Responses of the proteome in testis of mice exposed chronically to environmentally relevant concentrations of Microcystin-LR.

Abstract Microcystin-LR (MC-LR), a widespread environmental contaminant, has been shown to have potent acute testicular toxicity. However, magnitudes of toxic effects, induced by MCs, depend on route and magnitude of exposure to the toxin. In the present study, male mice were orally exposed 1, 10 or 100 μg/L MC-LR for 90 or 180 days, and pathological approach and the isobaric tags for relative and absolute quantitation (iTRAQ)-based proteomics were employed with testes. Proteomics revealed that a number of differentially altered proteins may be involved in MC-LR-induced chronic testicular toxicity.
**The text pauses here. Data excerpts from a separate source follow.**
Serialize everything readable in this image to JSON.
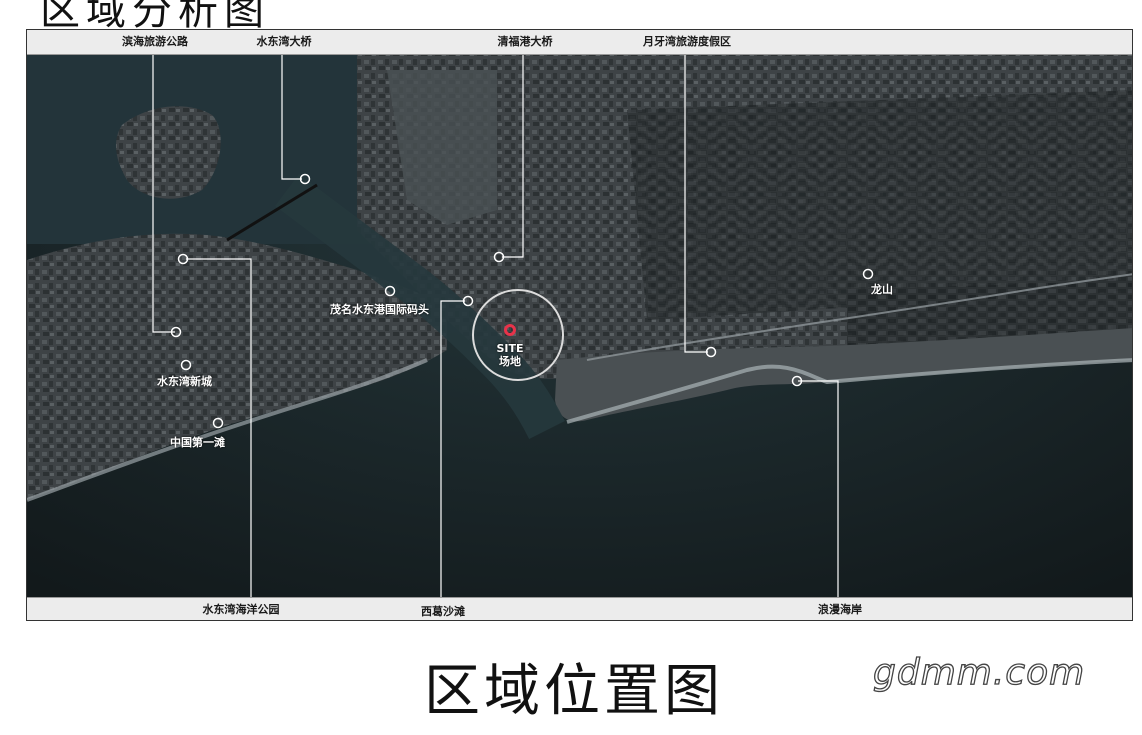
{
  "top_partial_text": "区域分析图",
  "caption": "区域位置图",
  "watermark": "gdmm.com",
  "colors": {
    "land": "#3b4043",
    "sea": "#1d2a2e",
    "site_marker": "#e8334a",
    "leader": "#ffffff"
  },
  "top_labels": [
    "滨海旅游公路",
    "水东湾大桥",
    "清福港大桥",
    "月牙湾旅游度假区"
  ],
  "bottom_labels": [
    "水东湾海洋公园",
    "西葛沙滩",
    "浪漫海岸"
  ],
  "map_labels": [
    "茂名水东港国际码头",
    "水东湾新城",
    "中国第一滩",
    "龙山"
  ],
  "site": {
    "en": "SITE",
    "cn": "场地"
  }
}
The biological process analysis indicated the altered proteins played an important role in biological adhesion, cellular process, response to stimulus or rhythmic process. The cellular component analysis revealed that most of the proteins with altered expression associated with cell part, extracellular region, extracellular region part, membrane, membrane part, organelle or organelle part. The molecular function showed that these proteins were critical in molecular transducer activity. Integrity analyses provide first compelling evidence that MC-LR significantly cause dysfunction of blood-testis barrier (BTB) through affecting tight junctions and gap junctions. Moreover, phosphatidylinositol 3-kinase (PI3K)/AKT eventually contributed to injury result from chronic low-level MC-LR treatment. Identification of proteins in testis responsive to MC-LR provides insights into molecular mechanisms of chronic toxicity of MCs.